Evaluating multiple models using labeled and unlabeled data

Shanmugam, Divya, Sadhuka, Shuvom, Raghavan, Manish, Guttag, John, Berger, Bonnie, Pierson, Emma

arXiv.org Artificial Intelligence 

It remains difficult to evaluate machine learning classifiers in the absence of a large, labeled dataset. While labeled data can be prohibitively expensive or impossible to obtain, unlabeled data is plentiful. Here, we introduce Semi-Supervised Model Evaluation (SSME), a method that uses both labeled and unlabeled data to evaluate machine learning classifiers. SSME is the first evaluation method to take advantage of the fact that: (i) there are frequently multiple classifiers for the same task, (ii) continuous classifier scores are often available for all classes, and (iii) unlabeled data is often far more plentiful than labeled data. The key idea is to use a semi-supervised mixture model to estimate the joint distribution of ground truth labels and classifier predictions.
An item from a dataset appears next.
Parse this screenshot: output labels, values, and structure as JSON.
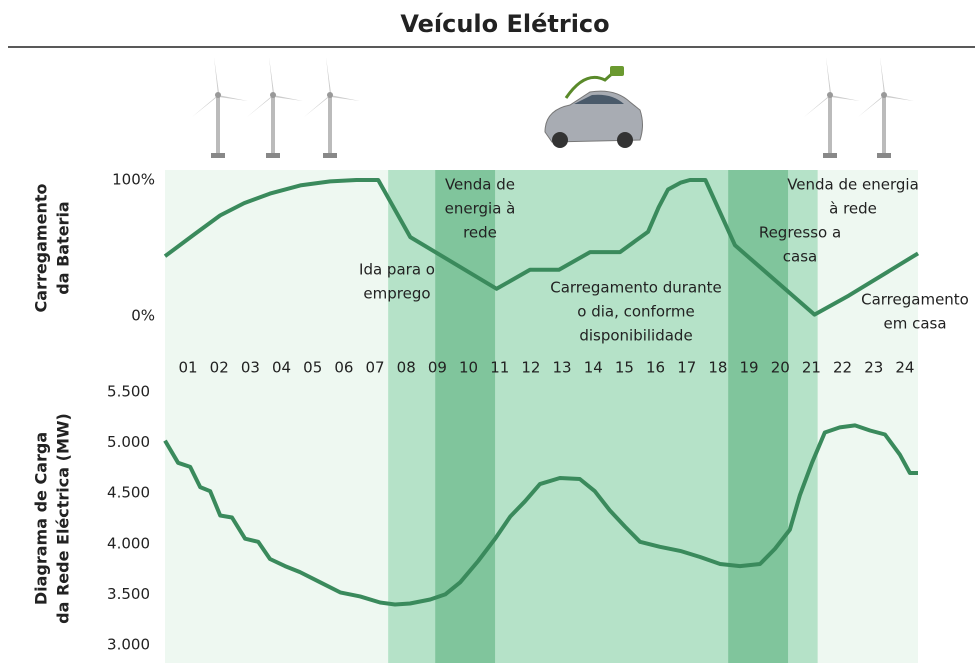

We can then use this model to estimate any metric that is a function of classifier scores and ground truth labels (e.g., accuracy or expected calibration error). We present experiments in four domains where obtaining large labeled datasets is often impractical: (1) healthcare, (2) content moderation, (3) molecular property prediction, and (4) image annotation. Our results demonstrate that SSME estimates performance more accurately than do competing methods, reducing error by 5.1 relative to using labeled data alone and 2.4 relative to the next best competing method. SSME also improves accuracy when evaluating performance across subsets of the test distribution (e.g., specific demographic subgroups) and when evaluating the performance of language models. Rigorous evaluation is essential to the safe deployment of machine learning classifiers. The standard approach is to measure classifier performance using a large labeled dataset. In practice, however, labeled data is often scarce (Culotta & McCallum, 2005; Dutta & Das, 2023). Exacerbating the challenge of evaluation, the number of off-the-shelf classifiers has increased dramatically through the widespread usage of model hubs. The modern machine learning practitioner thus has a myriad of trained models, but little labeled data with which to evaluate them. In many domains, unlabeled data is much more abundant than labeled data (Bepler et al., 2019; Sagawa et al., 2021; Movva et al., 2024).